色鉛筆は絵具と違い、色を混ぜることができないので、重ね塗りによって新しい色を作っていきます。また重ね塗りによって、陰影を表現したり、複雑な色味を表現できます。基本的には薄塗りを重ねていきます。グラデーションやハッチングも駆使しながら、重ねていくと複雑な塗りになります。色を重ねていくと、色の彩度が落ち、色も濃くなるので、それも計算に入れながら塗っていきます。色鉛筆の可能性を広げる大切な技法です。

ぼかし

色鉛筆で塗ったあと、ティッシュや綿棒でこすってぼかす技法です。こすったところは、少し色が取れて、境界がぼんやりぼけた感じになります。塗りあとも分からなくなります。パステルのようにも見えます。他にも、色鉛筆の芯をカッターで削り、その粉をティッシュで広げて着彩していく方法もあります。この場合は薄く広範囲に色をのせることができます。いずれも柔らかいものを表現したり、エッジをソフトにしたい時に使えます。ティッシュでぼかした時と、綿棒でぼかした時では、綿棒の方が色が取れず、濃く残ります。細かいところは綿棒がおすすめです。

リフティング

塗ったところの色を取る技法です。消しゴムか練り消しで、色を取っていきます。消しゴムのほうが、色をたくさん取ることができますが、こすりすぎて紙が痛むこともあるので、この技法は最後の方にします。主に、ハイライトの表現に使います。ものに光があたって、強く光っているところなどです。つやや光そのものを表現する時にも使います。

まだまだあるよ

他にも、細かい線をひいて重ねていく技法や、点描など、色々な技法があります。特に点描は色鉛筆やペンでしかできない技法ですが、あまり一般的でない、というか私もほとんど使ったことのない技法なので割愛しました。7つにまとめてみました。ほとんどは、この技法の合わせ技で解決すると思います。

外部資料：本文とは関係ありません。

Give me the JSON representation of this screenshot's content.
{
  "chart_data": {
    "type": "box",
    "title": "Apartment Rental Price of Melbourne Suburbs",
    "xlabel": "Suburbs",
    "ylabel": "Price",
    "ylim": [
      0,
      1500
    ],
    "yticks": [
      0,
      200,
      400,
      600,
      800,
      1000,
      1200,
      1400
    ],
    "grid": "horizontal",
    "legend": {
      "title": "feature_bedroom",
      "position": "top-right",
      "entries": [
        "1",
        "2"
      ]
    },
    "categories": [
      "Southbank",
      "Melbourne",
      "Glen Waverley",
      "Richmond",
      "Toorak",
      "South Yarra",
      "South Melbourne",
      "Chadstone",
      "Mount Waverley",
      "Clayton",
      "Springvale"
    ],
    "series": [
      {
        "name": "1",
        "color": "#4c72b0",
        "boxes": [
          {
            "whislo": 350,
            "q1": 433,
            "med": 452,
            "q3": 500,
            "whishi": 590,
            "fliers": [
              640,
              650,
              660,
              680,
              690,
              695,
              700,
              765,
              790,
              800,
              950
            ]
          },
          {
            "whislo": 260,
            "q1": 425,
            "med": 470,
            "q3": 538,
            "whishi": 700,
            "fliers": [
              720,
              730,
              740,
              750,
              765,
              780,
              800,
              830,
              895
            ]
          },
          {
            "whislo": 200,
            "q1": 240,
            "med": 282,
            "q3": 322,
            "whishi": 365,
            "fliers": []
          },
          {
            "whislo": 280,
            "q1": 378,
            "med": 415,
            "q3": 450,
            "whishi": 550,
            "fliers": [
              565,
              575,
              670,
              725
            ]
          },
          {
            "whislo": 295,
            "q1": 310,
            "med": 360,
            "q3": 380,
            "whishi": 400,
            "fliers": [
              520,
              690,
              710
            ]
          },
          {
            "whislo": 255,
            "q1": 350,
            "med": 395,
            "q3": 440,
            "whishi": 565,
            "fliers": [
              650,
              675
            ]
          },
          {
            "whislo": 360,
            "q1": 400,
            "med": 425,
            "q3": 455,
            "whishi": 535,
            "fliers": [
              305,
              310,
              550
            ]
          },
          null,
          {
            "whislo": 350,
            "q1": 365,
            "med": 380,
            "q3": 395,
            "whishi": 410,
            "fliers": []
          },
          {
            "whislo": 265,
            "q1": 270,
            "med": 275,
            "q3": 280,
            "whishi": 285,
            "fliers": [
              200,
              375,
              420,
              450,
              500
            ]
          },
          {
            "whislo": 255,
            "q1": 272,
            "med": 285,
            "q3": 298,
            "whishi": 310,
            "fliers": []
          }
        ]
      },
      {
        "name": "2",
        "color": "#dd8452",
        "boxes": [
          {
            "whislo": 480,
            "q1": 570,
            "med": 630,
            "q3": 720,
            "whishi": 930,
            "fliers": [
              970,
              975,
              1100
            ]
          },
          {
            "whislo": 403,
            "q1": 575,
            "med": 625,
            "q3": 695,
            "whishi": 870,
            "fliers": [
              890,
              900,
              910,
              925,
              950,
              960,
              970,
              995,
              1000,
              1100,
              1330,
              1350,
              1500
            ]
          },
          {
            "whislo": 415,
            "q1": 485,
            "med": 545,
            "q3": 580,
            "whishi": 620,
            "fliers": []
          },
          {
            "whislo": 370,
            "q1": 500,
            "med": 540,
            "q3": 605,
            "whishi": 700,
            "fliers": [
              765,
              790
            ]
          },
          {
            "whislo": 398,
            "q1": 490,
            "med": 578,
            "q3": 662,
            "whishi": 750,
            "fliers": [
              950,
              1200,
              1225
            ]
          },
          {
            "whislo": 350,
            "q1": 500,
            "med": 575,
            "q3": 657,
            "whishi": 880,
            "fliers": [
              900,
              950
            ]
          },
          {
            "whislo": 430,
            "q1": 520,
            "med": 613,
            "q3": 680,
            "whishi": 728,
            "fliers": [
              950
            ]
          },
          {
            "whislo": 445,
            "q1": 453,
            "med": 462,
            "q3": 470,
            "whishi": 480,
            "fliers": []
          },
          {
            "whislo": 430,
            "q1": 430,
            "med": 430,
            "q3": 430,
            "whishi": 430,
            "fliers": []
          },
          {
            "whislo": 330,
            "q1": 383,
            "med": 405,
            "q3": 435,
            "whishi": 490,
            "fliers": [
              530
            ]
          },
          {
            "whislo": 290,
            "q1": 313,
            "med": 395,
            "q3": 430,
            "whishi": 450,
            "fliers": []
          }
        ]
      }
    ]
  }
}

塗りとはまた別かもしれませんが、色鉛筆には「線をひく」という機能があります。色鉛筆を尖らせて、線を生かした表現もすることができます。どのような絵を描きたいかで変わってくると思います。

色鉛筆は幅の広い画材

色鉛筆は手軽でありながら、表現の幅の広い画材です。

コントロールが効くので、細かいところを描き込んだり、微妙なグラデーションで色の変化をつけたり、水彩に比べると繊細な表現ができます。対象をリアルに描いたり、細かい絵を描くことができます。

一方、独特の塗りあとを残すこともできるので、ほんわかした手作り風の優しい絵を描くこともできます。

最近は、かなり濃く塗りこめるタイプの色鉛筆も登場し、色鉛筆らしくない濃く重厚なタッチで厚塗りすることもできるようになりました。これでますます、選択肢が増えました。

水彩のように、色を混ぜたり、広いところを塗ったりするのは難しいですが、タッチを選ぶことによって幅広い表現ができます。

色鉛筆の技法は、透明水彩のように、偶然に左右されることがないので、だれでも練習していけば少しづつ上達します。

色鉛筆のおすすめブランドについても、そのうちご紹介しようと思います。